Introduction
In April 2026, several unlisted companies across infrastructure-heavy and capital-intensive sectors raised significant debt to fund expansion, project execution, and operational scale-up. The borrowing activity reflects continued momentum in sectors such as metals, real estate, renewable energy, and mobility, where large upfront investments and long gestation periods necessitate substantial financing.
Top 10 Unlisted Companies by Loan Amount (April 2026)
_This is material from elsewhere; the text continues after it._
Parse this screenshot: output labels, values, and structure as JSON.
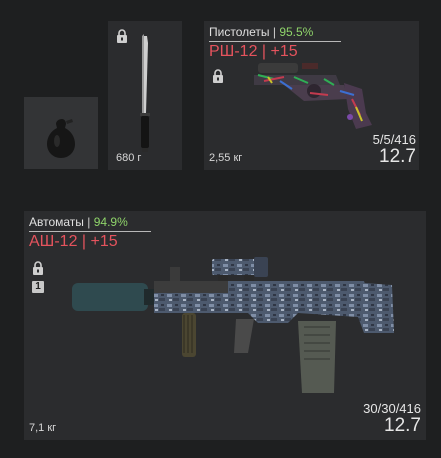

| Company Name | Trade Name | Sector | Charge Amount (₹ Cr) |
|---|---|---|---|
| Arcelormittal Nippon Steel India Private Limited | AM/NS India | Metals & Mining | 4,500 |
| Persipina Developers Private Limited | Persipina Developers | Real Estate Management & Development | 4,459 |
| Nanj Solar Private Limited | Nanj Solar | Renewable Energy | 1,235 |
| Rajasthan IV A Power Transmission Limited | Rajasthan IV A Power Transmission | Energy Equipment & Services | 1,200 |
| Renew Solar (Shakti Three) Private Limited | ReNew Solar | Renewable Energy | 1,022 |
| Rithwik Projects Private Limited | Rithwik Projects | Construction & Engineering | 900 |
| Epitome Industries India Limited | Epitome | Food Products | 700 |
| Greencell Mobility Private Limited | Greencell Mobility | Automobiles (EV) | 567 |
| Jeanuvs Private Limited | Jeanuvs | Aerospace & Defense | 500 |
| PMI Electro Mobility Solutions Private Limited | PMI Electro Mobility | Automobiles (EV) | 485 |
Key Takeaways
- Metals & Real Estate dominate borrowing
Arcelormittal Nippon Steel India Private Limited and Persipina Developers Private Limited together account for nearly ₹9,000 Cr, highlighting large-scale capital requirements in core sectors. - Renewable energy continues strong momentum
Companies like Nanj Solar Private Limited and Renew Solar (Shakti Three) Private Limited reflect sustained debt funding driven by India’s clean energy push. - Infrastructure-led financing remains prominent
Rajasthan IV A Power Transmission Limited and Rithwik Projects Private Limited show continued reliance on structured project financing. - EV mobility is emerging as a capital-intensive segment
Greencell Mobility Private Limited and PMI Electro Mobility Solutions Private Limited indicate rising debt usage to scale electric transport solutions. - Diverse sectoral representation
From food processing (Epitome Industries India Limited) to aerospace (Jeanuvs Private Limited), borrowing activity is broad-based beyond traditional sectors.
Conclusion
The April 2026 data highlights that large-ticket borrowing among unlisted companies is concentrated in asset-heavy and infrastructure-driven sectors. Metals, real estate, renewable energy, and mobility continue to lead debt demand, driven by expansion cycles and policy tailwinds. As India’s economy scales, structured debt financing will remain a key enabler for unlisted players, particularly in sectors aligned with industrial growth and energy transition.